Diyaz del Castillo; “Tanrıya ve hükümdarımıza hizmet için geldik buraya. Fakat aynı zamanda, buradaki zenginlikler için de geldik” diyerek asıl niyetlerini açıklıyordu. Altının, gümüşün kokusunun izini süren İspanyollar, Hernan Cortes komutasında Azteklerin başkenti Tenochtitlan’a girdiler. Aztek Kralı tarafından hediyelerle karşılandılar.Başkentleri 300 bin nüfuslu, mimari açıdan mükemmel bir şehirdi. Altını, mücevherleri gören İspanyolların gözlerini kan bürümüştü. Kral Montezuma’yı esir alarak, Aztek direnişini kırarak, kenti yağmaladılar. Bundan 15 yıl sonra , Francisco Pizaro komutasındaki İspanyollar Güney Amerika’daki İnka Krallığı’na ulaştı. İnka Kralı Atahualpa’yı esir alarak canının karşılığında 5 bin kilo saf gümüş, bir oda dolusu altın aldılar. Fidye ödenmesine rağmen kralı yine de öldürdüler. Altından, gümüşten yapılmış sanat eserlerini, yazılı levhaları eriterek kalıplara dökerken, bir medeniyeti de yok ettiler, insanları kılıçtan geçirerek katliamlar yaptılar. Fetihçi komutanlar yerli halkı, kutsal katolik inancına katılmaya çağıran uzun bir metni okuduktan sonra sözlerini şöyle bağlıyorlardı:

Reddettiğiniz ya da işi kurnazlığa vurup bizleri oyalamaya kalkıştığınız takdirde, sizi temin ederiz ki; Tanrının da yardımıyla, var gücümüzle üzerinize saldıracağız, amansız bir savaş verip sizleri boyunduruk altına alacağız ve kilisenin ve hükümdarımızın egemenliği altına sokacağız. Sizi, kadınlarınızı ve çocuklarınızı köle haline getirip satacağız. Hükümdarımızın emriyle bedenlerinizi istediğimiz gibi kullanacağız, mallarınızı alacağız ve sizlere elimizden gelen her türlü kötülüğü yapacağız.

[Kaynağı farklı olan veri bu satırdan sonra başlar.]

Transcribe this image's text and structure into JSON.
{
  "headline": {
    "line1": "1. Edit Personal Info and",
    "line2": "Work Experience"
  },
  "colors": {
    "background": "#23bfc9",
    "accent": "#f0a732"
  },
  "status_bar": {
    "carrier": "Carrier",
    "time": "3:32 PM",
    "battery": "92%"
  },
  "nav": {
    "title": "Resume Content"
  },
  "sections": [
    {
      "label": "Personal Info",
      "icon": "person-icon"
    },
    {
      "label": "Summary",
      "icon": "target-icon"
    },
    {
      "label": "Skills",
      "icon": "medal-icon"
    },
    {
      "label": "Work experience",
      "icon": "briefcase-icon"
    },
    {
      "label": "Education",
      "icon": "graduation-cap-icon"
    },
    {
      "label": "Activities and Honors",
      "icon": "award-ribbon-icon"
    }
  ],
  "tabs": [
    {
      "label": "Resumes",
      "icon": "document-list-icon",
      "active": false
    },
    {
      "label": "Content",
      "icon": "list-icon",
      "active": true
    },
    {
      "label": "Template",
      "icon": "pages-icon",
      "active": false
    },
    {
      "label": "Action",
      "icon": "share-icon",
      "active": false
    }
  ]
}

Nitekim yaptılar da. Söylediklerinin yanında söylemedikleri başka başka kötülükler de yaptılar. Avrupa’dan getirdikleri çiçek hastalığı, frengi, veba gibi hastalıkların mikroplarını bulaştırdılar. Amerika’da hiç olmadığından dolayı yerlilerin bağışıklık sistemi bu anılan mikropları tanımıyordu. Yayılan salgın hastalıklarla milyonlarca insan öldü. Kötü yaşam koşulları, altın madenlerinde, tarlalarda köle olarak çalışma milyonlarca insanı silindir gibi ezdi, geçti.

Amerika Kıtasından, 1553-1660 yılları arasında İspanya’nın başkentine 185 bin kilogram altın, 16 milyon kilogram gümüş taşındı. Yeni keşfedilmiş kıtanın yağmalanmasına İspanyolların yanı sıra Portekizliler, Hollandalılar, İngilizler’de katıldı. Amerika, Afrika, Asya ve Avusturalya’nın sömürgeleştirilmesi ve buralardan Avrupa’ya taşınan zenginliklerle Batı Uygarlığının temeli atıldı.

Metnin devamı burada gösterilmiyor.